Little Puffles and Honey decided to go out in search of the elusive Timbits…
The Rideau Canal is the oldest continuously operated canal system in North America, and in 2007 it was registered as a UNESCO World Heritage Site.
The Rideau Canal was constructed between 1826 and 1832 under the supervision of Lieutenant Colonel John By of the Royal Engineers. The canal provided a secure, defensible supply route from Montreal to Kingston, an alternative to the St Lawrence River in the uneasy years following the War of 1812.
The canal has gone through three different eras in its history. The military period began with its construction but slowly declined over the next couple of decades. Never actually used for military purposes, it soon became a commercial waterway. Timber, potash, feldspar, mica, iron ore and phosphate were transported along the canal by steamer and barge, with destinations such as England, New Jersey and Montreal. In the 1850s, the advent of the railroads provided a quicker and more economical form of transportation, thus causing a declining use of the canal for a brief period. The 1880s heralded the recreational period, with numerous excursion steamers ferrying loads of travellers and sightseers along the length of the canal and into the lakes it traverses. Today, the canal continues to be an international recreational attraction, both by water and by land.
One of 24 lockstations, Ottawa Locks, with its flight of eight locks is more than just an item of passing historic interest. These locks represent an amazing engineering achievement in the middle of the Canadian wilderness of the early 19th century and became the focus around which the city of Ottawa grew. The locks connect the channel of the Rideau Canal in Ottawa to the Ottawa River, almost 24m below. In September 1831, the steamboat Union was the first vessel to pass through the Ottawa Locks.
But not a Timbit in sight!
And little Puffles and Honey looked everywhere 🙂
The search for Timbits was temporarily forgotten, as Puffles and Honey tried the Capri Pesto, Sicilian and Carbonara Pizza from Fiazza.
Back on the search trail…
Puffles and Honey came across the Great Hall at the National Gallery of Canada.
The Gallery is housed in a glass and granite building on Sussex Drive with a notable view of the Canadian Parliament buildings on Parliament Hill.

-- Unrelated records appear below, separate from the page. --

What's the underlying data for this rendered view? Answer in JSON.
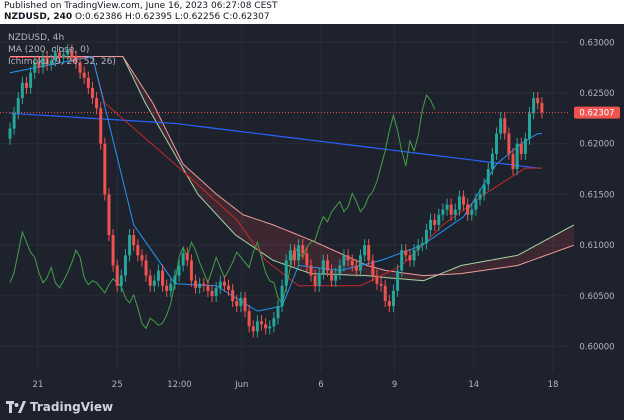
{
  "header": {
    "published": "Published on TradingView.com, June 16, 2023 06:27:08 CEST",
    "symbol": "NZDUSD, 240",
    "ohlc": "O:0.62386 H:0.62395 L:0.62256 C:0.62307"
  },
  "legend": {
    "symbol": "NZDUSD, 4h",
    "ma": "MA (200, close, 0)",
    "ichimoku": "Ichimoku (9, 26, 52, 26)"
  },
  "chart_data": {
    "type": "candlestick",
    "y_ticks": [
      "0.63000",
      "0.62500",
      "0.62000",
      "0.61500",
      "0.61000",
      "0.60500",
      "0.60000"
    ],
    "ylim": [
      0.5975,
      0.6318
    ],
    "x_ticks": [
      "21",
      "25",
      "12:00",
      "Jun",
      "6",
      "9",
      "14",
      "18"
    ],
    "last_price": "0.62307",
    "colors": {
      "up": "#26a69a",
      "down": "#ef5350",
      "ma": "#2962ff",
      "conversion": "#2196f3",
      "base": "#c62828",
      "lagging": "#43a047",
      "span_a": "#a5d6a7",
      "span_b": "#ef9a9a",
      "cloud_bear": "rgba(239,83,80,0.15)",
      "cloud_bull": "rgba(76,175,80,0.18)"
    },
    "close": [
      0.6215,
      0.623,
      0.6245,
      0.626,
      0.6255,
      0.627,
      0.628,
      0.6275,
      0.6285,
      0.6278,
      0.6282,
      0.629,
      0.6285,
      0.6288,
      0.6292,
      0.6286,
      0.628,
      0.627,
      0.6265,
      0.6255,
      0.6245,
      0.6235,
      0.62,
      0.615,
      0.611,
      0.608,
      0.606,
      0.607,
      0.609,
      0.611,
      0.61,
      0.609,
      0.6085,
      0.607,
      0.606,
      0.6065,
      0.6075,
      0.606,
      0.6055,
      0.6062,
      0.607,
      0.608,
      0.6092,
      0.6085,
      0.6065,
      0.6058,
      0.6062,
      0.606,
      0.6055,
      0.605,
      0.6058,
      0.6064,
      0.606,
      0.6056,
      0.6045,
      0.604,
      0.6048,
      0.6035,
      0.602,
      0.6015,
      0.6025,
      0.6022,
      0.6018,
      0.602,
      0.6028,
      0.604,
      0.606,
      0.6085,
      0.6095,
      0.6085,
      0.61,
      0.6092,
      0.608,
      0.607,
      0.606,
      0.6072,
      0.6085,
      0.6075,
      0.6065,
      0.6072,
      0.608,
      0.609,
      0.6085,
      0.608,
      0.6075,
      0.609,
      0.61,
      0.6085,
      0.607,
      0.6062,
      0.606,
      0.6045,
      0.604,
      0.6055,
      0.6075,
      0.6095,
      0.609,
      0.6085,
      0.6095,
      0.61,
      0.6102,
      0.6115,
      0.6125,
      0.612,
      0.613,
      0.6135,
      0.614,
      0.613,
      0.6135,
      0.6148,
      0.614,
      0.613,
      0.6135,
      0.6145,
      0.615,
      0.616,
      0.6175,
      0.619,
      0.621,
      0.6225,
      0.621,
      0.619,
      0.6175,
      0.62,
      0.619,
      0.6205,
      0.623,
      0.6245,
      0.624,
      0.6231
    ],
    "ma_y": [
      [
        0,
        0.623
      ],
      [
        40,
        0.622
      ],
      [
        80,
        0.62
      ],
      [
        128,
        0.6176
      ]
    ],
    "base_y": [
      [
        0,
        0.6285
      ],
      [
        20,
        0.6285
      ],
      [
        23,
        0.624
      ],
      [
        40,
        0.618
      ],
      [
        55,
        0.6125
      ],
      [
        62,
        0.6085
      ],
      [
        70,
        0.606
      ],
      [
        85,
        0.606
      ],
      [
        95,
        0.608
      ],
      [
        105,
        0.612
      ],
      [
        115,
        0.615
      ],
      [
        125,
        0.6176
      ],
      [
        128,
        0.6176
      ]
    ],
    "conv_y": [
      [
        0,
        0.627
      ],
      [
        20,
        0.6286
      ],
      [
        24,
        0.622
      ],
      [
        30,
        0.612
      ],
      [
        40,
        0.6062
      ],
      [
        50,
        0.606
      ],
      [
        60,
        0.6035
      ],
      [
        66,
        0.604
      ],
      [
        70,
        0.608
      ],
      [
        80,
        0.6075
      ],
      [
        90,
        0.6085
      ],
      [
        100,
        0.61
      ],
      [
        110,
        0.6128
      ],
      [
        118,
        0.618
      ],
      [
        124,
        0.62
      ],
      [
        128,
        0.621
      ]
    ]
  }
}
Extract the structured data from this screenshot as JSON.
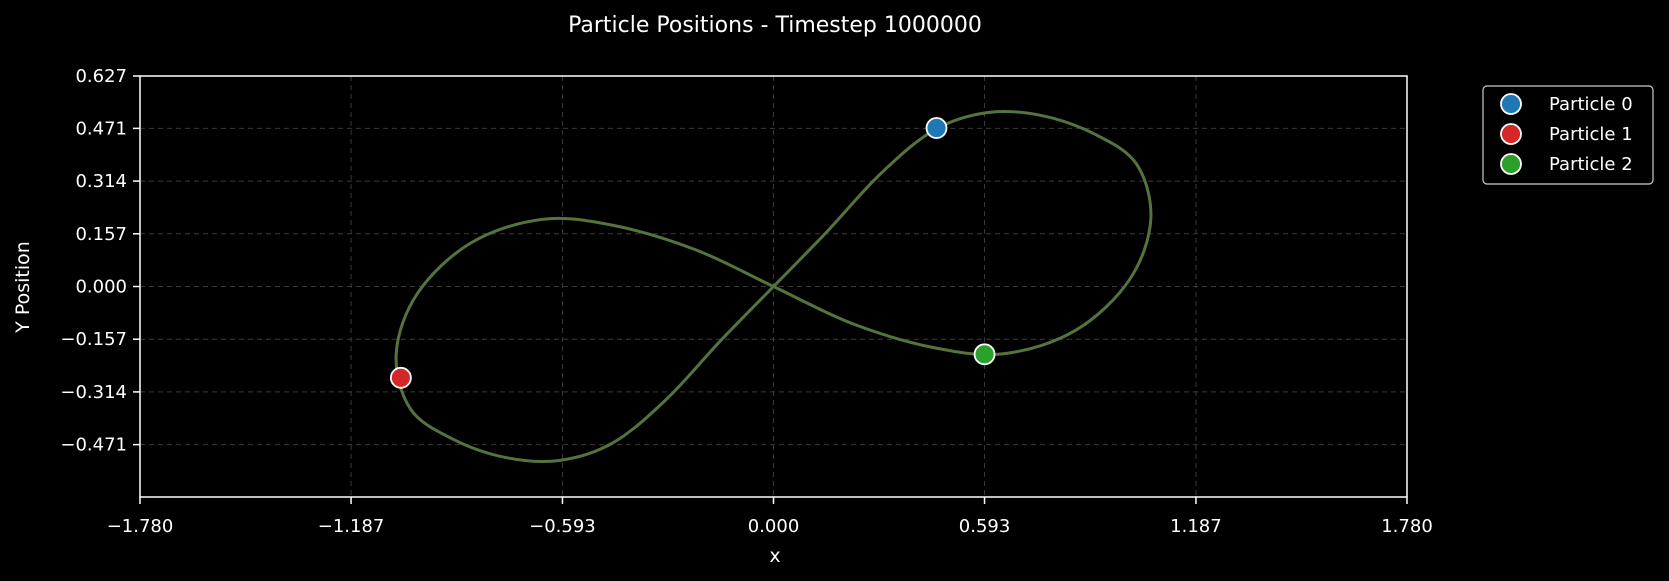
{
  "chart_data": {
    "type": "scatter",
    "title": "Particle Positions - Timestep 1000000",
    "xlabel": "x",
    "ylabel": "Y Position",
    "xlim": [
      -1.78,
      1.78
    ],
    "ylim": [
      -0.627,
      0.627
    ],
    "xticks": [
      "−1.780",
      "−1.187",
      "−0.593",
      "0.000",
      "0.593",
      "1.187",
      "1.780"
    ],
    "xtick_values": [
      -1.78,
      -1.187,
      -0.593,
      0.0,
      0.593,
      1.187,
      1.78
    ],
    "yticks": [
      "0.627",
      "0.471",
      "0.314",
      "0.157",
      "0.000",
      "−0.157",
      "−0.314",
      "−0.471"
    ],
    "ytick_values": [
      0.627,
      0.471,
      0.314,
      0.157,
      0.0,
      -0.157,
      -0.314,
      -0.471
    ],
    "grid": true,
    "legend_position": "outside-top-right",
    "trajectory_color": "#55733d",
    "series": [
      {
        "name": "Particle 0",
        "color": "#1f77b4",
        "x": [
          0.458
        ],
        "y": [
          0.472
        ]
      },
      {
        "name": "Particle 1",
        "color": "#d62728",
        "x": [
          -1.047
        ],
        "y": [
          -0.272
        ]
      },
      {
        "name": "Particle 2",
        "color": "#2ca02c",
        "x": [
          0.593
        ],
        "y": [
          -0.202
        ]
      }
    ]
  }
}
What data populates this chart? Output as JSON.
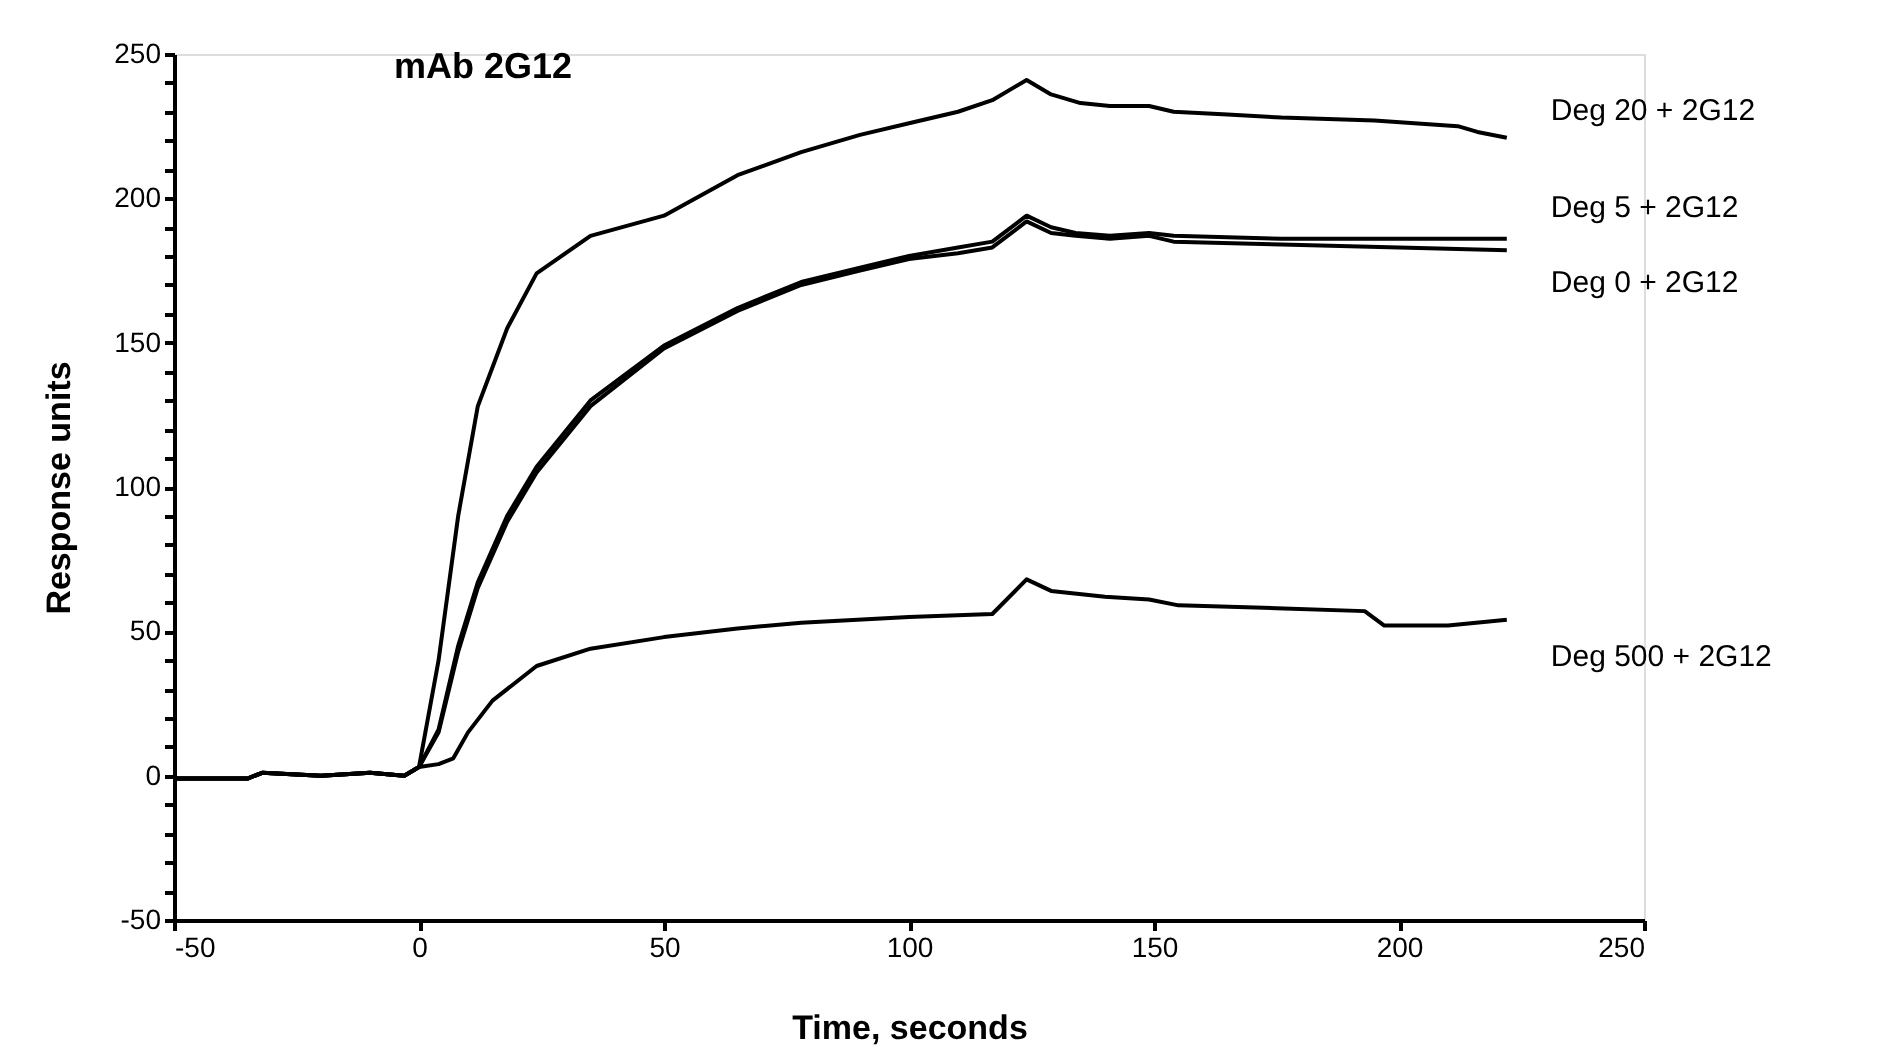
{
  "chart_data": {
    "type": "line",
    "title": "mAb 2G12",
    "xlabel": "Time, seconds",
    "ylabel": "Response units",
    "xlim": [
      -50,
      250
    ],
    "ylim": [
      -50,
      250
    ],
    "xticks": [
      -50,
      0,
      50,
      100,
      150,
      200,
      250
    ],
    "yticks": [
      -50,
      {
        "value": -40,
        "label": null
      },
      {
        "value": -30,
        "label": null
      },
      {
        "value": -20,
        "label": null
      },
      {
        "value": -10,
        "label": null
      },
      0,
      {
        "value": 10,
        "label": null
      },
      {
        "value": 20,
        "label": null
      },
      {
        "value": 30,
        "label": null
      },
      {
        "value": 40,
        "label": null
      },
      50,
      {
        "value": 60,
        "label": null
      },
      {
        "value": 70,
        "label": null
      },
      {
        "value": 80,
        "label": null
      },
      {
        "value": 90,
        "label": null
      },
      100,
      {
        "value": 110,
        "label": null
      },
      {
        "value": 120,
        "label": null
      },
      {
        "value": 130,
        "label": null
      },
      {
        "value": 140,
        "label": null
      },
      150,
      {
        "value": 160,
        "label": null
      },
      {
        "value": 170,
        "label": null
      },
      {
        "value": 180,
        "label": null
      },
      {
        "value": 190,
        "label": null
      },
      200,
      {
        "value": 210,
        "label": null
      },
      {
        "value": 220,
        "label": null
      },
      {
        "value": 230,
        "label": null
      },
      {
        "value": 240,
        "label": null
      },
      250
    ],
    "grid": false,
    "legend": false,
    "marker": "none",
    "line_style": "solid",
    "series": [
      {
        "name": "Deg 20 + 2G12",
        "color": "#000000",
        "x": [
          -50,
          -35,
          -32,
          -20,
          -10,
          -3,
          0,
          4,
          8,
          12,
          18,
          24,
          35,
          50,
          65,
          78,
          90,
          100,
          110,
          117,
          124,
          129,
          135,
          141,
          149,
          154,
          165,
          176,
          195,
          212,
          216,
          222
        ],
        "values": [
          -1,
          -1,
          1,
          0,
          1,
          0,
          3,
          40,
          90,
          128,
          155,
          174,
          187,
          194,
          208,
          216,
          222,
          226,
          230,
          234,
          241,
          236,
          233,
          232,
          232,
          230,
          229,
          228,
          227,
          225,
          223,
          221
        ]
      },
      {
        "name": "Deg 5 + 2G12",
        "color": "#000000",
        "x": [
          -50,
          -35,
          -32,
          -20,
          -10,
          -3,
          0,
          4,
          8,
          12,
          18,
          24,
          35,
          50,
          65,
          78,
          90,
          100,
          110,
          117,
          124,
          129,
          134,
          141,
          149,
          154,
          176,
          200,
          222
        ],
        "values": [
          -1,
          -1,
          1,
          0,
          1,
          0,
          3,
          16,
          45,
          67,
          90,
          107,
          130,
          149,
          162,
          171,
          176,
          180,
          183,
          185,
          194,
          190,
          188,
          187,
          188,
          187,
          186,
          186,
          186
        ]
      },
      {
        "name": "Deg 0 + 2G12",
        "color": "#000000",
        "x": [
          -50,
          -35,
          -32,
          -20,
          -10,
          -3,
          0,
          4,
          8,
          12,
          18,
          24,
          35,
          50,
          65,
          78,
          90,
          100,
          110,
          117,
          124,
          129,
          134,
          141,
          149,
          154,
          176,
          200,
          222
        ],
        "values": [
          -1,
          -1,
          1,
          0,
          1,
          0,
          3,
          15,
          43,
          65,
          88,
          105,
          128,
          148,
          161,
          170,
          175,
          179,
          181,
          183,
          192,
          188,
          187,
          186,
          187,
          185,
          184,
          183,
          182
        ]
      },
      {
        "name": "Deg 500 + 2G12",
        "color": "#000000",
        "x": [
          -50,
          -35,
          -32,
          -20,
          -10,
          -3,
          0,
          4,
          7,
          10,
          15,
          24,
          35,
          50,
          65,
          78,
          100,
          117,
          124,
          129,
          140,
          149,
          155,
          175,
          193,
          197,
          210,
          222
        ],
        "values": [
          -1,
          -1,
          1,
          0,
          1,
          0,
          3,
          4,
          6,
          15,
          26,
          38,
          44,
          48,
          51,
          53,
          55,
          56,
          68,
          64,
          62,
          61,
          59,
          58,
          57,
          52,
          52,
          54
        ]
      }
    ]
  }
}
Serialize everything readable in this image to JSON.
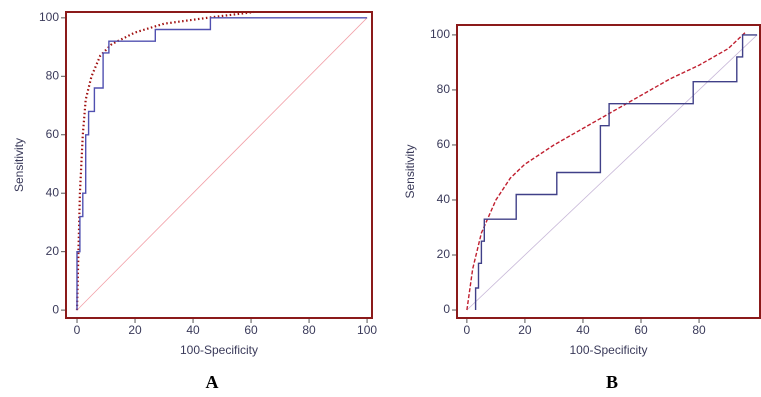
{
  "chart_data": [
    {
      "type": "line",
      "panel_label": "A",
      "x_label": "100-Specificity",
      "y_label": "Sensitivity",
      "frame_color": "#8b1a1a",
      "xlim": [
        -3.8,
        101.7
      ],
      "ylim": [
        -2.7,
        102
      ],
      "xticks": [
        0,
        20,
        40,
        60,
        80,
        100
      ],
      "yticks": [
        0,
        20,
        40,
        60,
        80,
        100
      ],
      "series": [
        {
          "color": "#f2a0a8",
          "style": "solid",
          "width": 0.8,
          "x": [
            0,
            100
          ],
          "values": [
            0,
            100
          ]
        },
        {
          "color": "#a01010",
          "style": "dotted",
          "width": 2.2,
          "x": [
            0,
            1,
            2,
            3,
            5,
            8,
            12,
            20,
            30,
            45,
            61
          ],
          "values": [
            0,
            40,
            60,
            72,
            80,
            87,
            91,
            95,
            98,
            100,
            102
          ]
        },
        {
          "color": "#5050b0",
          "style": "solid",
          "width": 1.4,
          "x": [
            0,
            0,
            1,
            1,
            2,
            2,
            3,
            3,
            4,
            4,
            6,
            6,
            9,
            9,
            11,
            11,
            27,
            27,
            46,
            46,
            100
          ],
          "values": [
            0,
            20,
            20,
            32,
            32,
            40,
            40,
            60,
            60,
            68,
            68,
            76,
            76,
            88,
            88,
            92,
            92,
            96,
            96,
            100,
            100
          ]
        }
      ]
    },
    {
      "type": "line",
      "panel_label": "B",
      "x_label": "100-Specificity",
      "y_label": "Sensitivity",
      "frame_color": "#8b1a1a",
      "xlim": [
        -3.4,
        101
      ],
      "ylim": [
        -2.9,
        103.6
      ],
      "xticks": [
        0,
        20,
        40,
        60,
        80
      ],
      "yticks": [
        0,
        20,
        40,
        60,
        80,
        100
      ],
      "series": [
        {
          "color": "#c8b8d8",
          "style": "solid",
          "width": 0.8,
          "x": [
            0,
            100
          ],
          "values": [
            0,
            100
          ]
        },
        {
          "color": "#c02030",
          "style": "dashed",
          "width": 1.4,
          "x": [
            0,
            2,
            5,
            10,
            15,
            20,
            30,
            40,
            50,
            60,
            70,
            80,
            90,
            96
          ],
          "values": [
            0,
            15,
            28,
            40,
            48,
            53,
            60,
            66,
            72,
            78,
            84,
            89,
            95,
            101
          ]
        },
        {
          "color": "#404088",
          "style": "solid",
          "width": 1.4,
          "x": [
            3,
            3,
            4,
            4,
            5,
            5,
            6,
            6,
            17,
            17,
            31,
            31,
            46,
            46,
            49,
            49,
            78,
            78,
            93,
            93,
            95,
            95,
            100
          ],
          "values": [
            0,
            8,
            8,
            17,
            17,
            25,
            25,
            33,
            33,
            42,
            42,
            50,
            50,
            67,
            67,
            75,
            75,
            83,
            83,
            92,
            92,
            100,
            100
          ]
        }
      ]
    }
  ]
}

The building was designed by Moshe Safdie and opened in 1988. It is one of the most striking landmarks in Ottawa.
But not a Timbit in sight!
Next to the Gallery, Alexandra Bridge spans the Ottawa River between Ottawa, Ontario and Gatineau, Quebec.
Great photo opportunities 🙂 but still no Timbits.
Little Puffles and Honey found a cool place to rest, the Fountain Room at National Arts Centre.
It looked like a place for exploration!
This chair is very comfy and just the place to rest after climbing so many stairs looking for Timbits!
Oh no, this is the Redemption leitmotif from Wagner’s Ring! And the door is closed, we can’t escape!
We can’t escape this way either…
Little Puffles and Honey found themselves at the final performance of the 2015-16 season, as Music Director Alexander Shelley and the National Arts Centre Orchestra performed music from Wagner’s transcendent Tristan und Isolde with Henk de Vlieger’s symphonic work entitled An Orchestral Passion. Colin Currie, one of the world’s finest percussionists, performed as soloist in Christopher Rouse’s adventurous Der Gerettete Alberich (or “Alberich Saved”), which incorporates the motifs from Wagner’s 16-hour series of operas The Ring of the Nibelungen.
Lots of beautiful music, but still no Timbits 🙂
Puffles what are you doing?
I’m going to wait here until Tim Hortons opens to get Timbits!
Tickles, you have Timbits for us! We looked everywhere all day!